Num mês em que comemorou-se 150 anos do lançamento da primeira edição d’ “A Origem das Espécies” (o leitor(a) pode ver excelentes revisões no SBB como pex, DE, CB, Psicológico, Marco Evolutivo e Gene Reporter, supercompletas), resolvi falar da razão (uma das!) da minha admiração pelo pensamento darwiniano.
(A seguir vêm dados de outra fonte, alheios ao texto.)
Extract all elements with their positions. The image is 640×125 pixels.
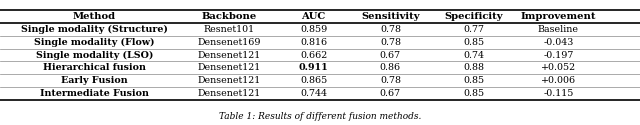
Text: Baseline: Baseline [538,25,579,34]
Text: Single modality (LSO): Single modality (LSO) [36,50,153,60]
Text: Table 1: Results of different fusion methods.: Table 1: Results of different fusion met… [219,112,421,121]
Text: Single modality (Flow): Single modality (Flow) [34,38,155,47]
Text: Intermediate Fusion: Intermediate Fusion [40,89,149,98]
Text: Specificity: Specificity [444,12,503,21]
Text: Hierarchical fusion: Hierarchical fusion [43,63,146,72]
Text: 0.77: 0.77 [463,25,484,34]
Text: Densenet121: Densenet121 [197,63,260,72]
Text: Backbone: Backbone [201,12,257,21]
Text: 0.85: 0.85 [463,89,484,98]
Text: Densenet121: Densenet121 [197,76,260,85]
Text: 0.85: 0.85 [463,38,484,47]
Text: -0.115: -0.115 [543,89,573,98]
Text: Sensitivity: Sensitivity [361,12,420,21]
Text: 0.911: 0.911 [299,63,328,72]
Text: 0.78: 0.78 [380,76,401,85]
Text: 0.85: 0.85 [463,76,484,85]
Text: +0.006: +0.006 [541,76,576,85]
Text: 0.78: 0.78 [380,25,401,34]
Text: Densenet169: Densenet169 [197,38,260,47]
Text: Method: Method [73,12,116,21]
Text: 0.662: 0.662 [300,50,327,59]
Text: Single modality (Structure): Single modality (Structure) [21,25,168,34]
Text: 0.88: 0.88 [463,63,484,72]
Text: +0.052: +0.052 [541,63,576,72]
Text: 0.744: 0.744 [300,89,327,98]
Text: Densenet121: Densenet121 [197,50,260,59]
Text: Resnet101: Resnet101 [204,25,254,34]
Text: 0.78: 0.78 [380,38,401,47]
Text: -0.197: -0.197 [543,50,573,59]
Text: 0.865: 0.865 [300,76,327,85]
Text: Densenet121: Densenet121 [197,89,260,98]
Text: 0.74: 0.74 [463,50,484,59]
Text: 0.816: 0.816 [300,38,327,47]
Text: Early Fusion: Early Fusion [61,76,128,85]
Text: 0.86: 0.86 [380,63,401,72]
Text: -0.043: -0.043 [543,38,573,47]
Text: AUC: AUC [301,12,326,21]
Text: 0.67: 0.67 [380,50,401,59]
Text: 0.859: 0.859 [300,25,327,34]
Text: 0.67: 0.67 [380,89,401,98]
Text: Improvement: Improvement [521,12,596,21]
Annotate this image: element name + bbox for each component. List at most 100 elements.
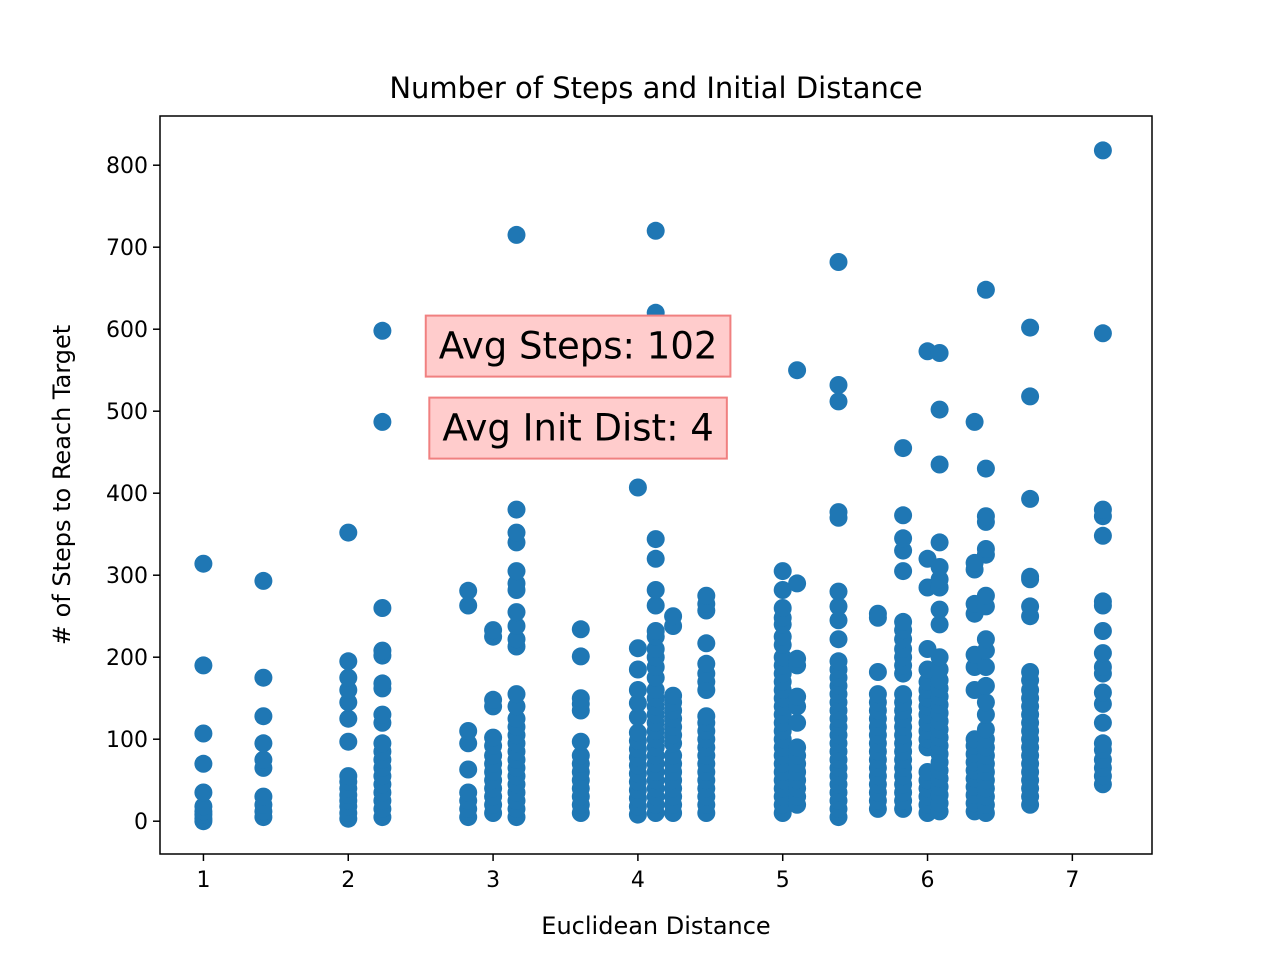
data-point — [373, 641, 392, 660]
data-point — [459, 783, 478, 802]
annotation-box: Avg Init Dist: 4 — [428, 396, 728, 460]
data-point — [773, 648, 792, 667]
data-point — [1021, 387, 1040, 406]
data-point — [254, 750, 273, 769]
data-point — [868, 604, 887, 623]
data-point — [646, 596, 665, 615]
y-tick-label: 600 — [106, 318, 148, 343]
data-point — [1021, 489, 1040, 508]
data-point — [1093, 526, 1112, 545]
plot-frame — [159, 115, 1153, 855]
data-point — [484, 690, 503, 709]
x-tick-label: 1 — [196, 868, 210, 893]
data-point — [646, 549, 665, 568]
data-point — [646, 681, 665, 699]
data-point — [1093, 734, 1112, 753]
data-point — [459, 596, 478, 615]
data-point — [664, 746, 683, 765]
data-point — [894, 439, 913, 458]
data-point — [1093, 713, 1112, 732]
data-point — [484, 728, 503, 747]
data-point — [965, 412, 984, 431]
x-tick-label: 7 — [1065, 868, 1079, 893]
data-point — [339, 767, 358, 786]
data-point — [930, 400, 949, 419]
data-point — [339, 693, 358, 712]
data-point — [339, 709, 358, 728]
data-point — [1093, 622, 1112, 640]
data-point — [976, 459, 995, 478]
data-point — [894, 612, 913, 631]
data-point — [1093, 644, 1112, 663]
data-point — [194, 783, 213, 802]
chart-title: Number of Steps and Initial Distance — [389, 71, 922, 105]
data-point — [373, 599, 392, 617]
y-tick-label: 500 — [106, 400, 148, 425]
data-point — [829, 630, 848, 649]
annotations: Avg Steps: 102 Avg Init Dist: 4 — [424, 314, 732, 460]
x-tick-label: 3 — [486, 868, 500, 893]
x-tick-label: 5 — [776, 868, 790, 893]
data-point — [773, 599, 792, 617]
data-point — [788, 687, 807, 706]
data-point — [507, 630, 526, 649]
x-tick-label: 6 — [921, 868, 935, 893]
data-point — [930, 660, 949, 679]
data-point — [507, 225, 526, 244]
data-point — [373, 705, 392, 724]
data-point — [571, 732, 590, 751]
data-point — [976, 630, 995, 649]
data-point — [507, 562, 526, 581]
data-point — [646, 640, 665, 658]
data-point — [894, 541, 913, 560]
annotation-box: Avg Steps: 102 — [424, 314, 732, 378]
data-point — [339, 652, 358, 671]
data-point — [373, 321, 392, 340]
data-point — [459, 760, 478, 779]
y-tick-label: 400 — [106, 482, 148, 507]
data-point — [628, 681, 647, 699]
data-point — [697, 707, 716, 726]
data-point — [339, 523, 358, 542]
data-point — [484, 621, 503, 640]
y-tick-label: 700 — [106, 236, 148, 261]
data-point — [697, 654, 716, 673]
points-layer — [194, 141, 1112, 831]
data-point — [254, 707, 273, 726]
data-point — [1021, 597, 1040, 616]
data-point — [646, 530, 665, 549]
data-point — [571, 620, 590, 639]
data-point — [194, 656, 213, 675]
data-point — [829, 652, 848, 671]
y-axis: 0 100 200 300 400 500 600 700 800 — [106, 154, 160, 835]
data-point — [976, 720, 995, 739]
data-point — [628, 639, 647, 658]
data-point — [1021, 318, 1040, 337]
data-point — [254, 571, 273, 590]
data-point — [628, 723, 647, 742]
data-point — [930, 455, 949, 474]
data-point — [697, 586, 716, 605]
data-point — [788, 738, 807, 757]
data-point — [829, 376, 848, 394]
data-point — [1093, 658, 1112, 676]
data-point — [829, 253, 848, 271]
data-point — [507, 574, 526, 593]
data-point — [646, 622, 665, 640]
data-point — [829, 611, 848, 630]
data-point — [930, 344, 949, 362]
data-point — [976, 540, 995, 558]
data-point — [507, 685, 526, 704]
data-point — [1093, 324, 1112, 343]
data-point — [664, 686, 683, 705]
annotation-text: Avg Steps: 102 — [439, 325, 718, 368]
data-point — [773, 627, 792, 646]
annotation-background — [424, 314, 732, 378]
data-point — [894, 562, 913, 581]
data-point — [894, 685, 913, 704]
data-point — [507, 617, 526, 635]
data-point — [1093, 141, 1112, 160]
data-point — [571, 647, 590, 666]
data-point — [194, 554, 213, 573]
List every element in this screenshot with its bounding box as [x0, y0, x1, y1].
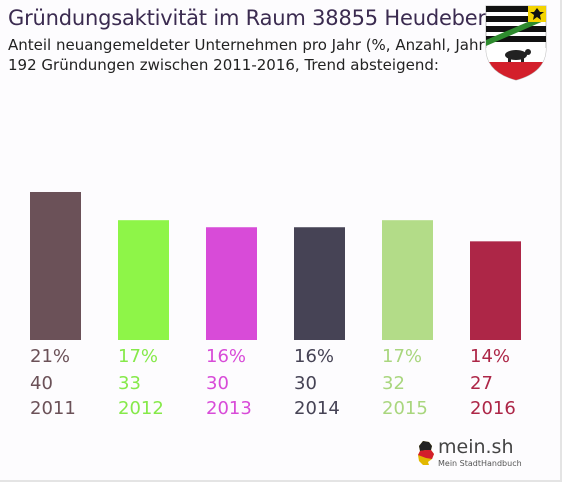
percent-label-2011: 21% [30, 346, 71, 367]
percent-label-2016: 14% [470, 346, 511, 367]
mein-sh-logo: mein.sh Mein StadtHandbuch [416, 436, 528, 474]
year-label-2014: 2014 [294, 398, 340, 419]
count-label-2013: 30 [206, 373, 229, 394]
logo-tagline: Mein StadtHandbuch [438, 459, 522, 468]
year-label-2012: 2012 [118, 398, 164, 419]
chart-title: Gründungsaktivität im Raum 38855 Heudebe… [8, 6, 486, 30]
count-label-2011: 40 [30, 373, 53, 394]
logo-text: mein.sh [438, 436, 514, 458]
chart-subtitle-line1: Anteil neuangemeldeter Unternehmen pro J… [8, 36, 491, 54]
germany-map-icon [418, 441, 434, 465]
percent-label-2014: 16% [294, 346, 335, 367]
year-label-2013: 2013 [206, 398, 252, 419]
percent-label-2013: 16% [206, 346, 247, 367]
percent-label-2012: 17% [118, 346, 159, 367]
coat-of-arms-icon [485, 5, 547, 81]
year-label-2015: 2015 [382, 398, 428, 419]
percent-label-2015: 17% [382, 346, 423, 367]
count-label-2014: 30 [294, 373, 317, 394]
year-label-2011: 2011 [30, 398, 76, 419]
year-label-2016: 2016 [470, 398, 516, 419]
count-label-2012: 33 [118, 373, 141, 394]
chart-subtitle-line2: 192 Gründungen zwischen 2011-2016, Trend… [8, 56, 439, 74]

Darwin é um poeta do acaso. Ele produziu a maior e mais demolidora ideia contra o conceito clássico de Natureza, que pode ser entendido como uma instância primitiva de interações entre os seres. Darwin criou uma história que, se contada da forma correta, dá conta de toda a brutal variedade biológica do planeta. Mas isso não é o que mais impressiona, nem o que incomodou o pensamento tradicionalista. O desconforto causado pela teoria da evolução vem do fato, no meu modo de ver, de ela ser uma apologia do acaso. Esse mesmo acaso que é a mais humilhante e incômoda ideia imposta ao homem desde o aparecimento de sua consciência e que tem na teoria da evolução, sua mais bem acabada e venal sinfonia. A história da filosofia poderia então, ser dividida entre filósofos naturalistas e anti-naturalistas, que podem ser chamados também de artificialistas ou partidários do artifício. Segundo Clement Rosset [1], fazem parte deste último grupo, nomes como os sofistas, Empédocles, os atomistas, Lucrécio, Maquiavel, Montaigne, Hume, Hobbes, Nietzsche e eu incluiria, Richard Rorty. “Somente a ideia de acaso permite a passagem do inerte ao vivo, sem que se recorra a um referencial metafísico”.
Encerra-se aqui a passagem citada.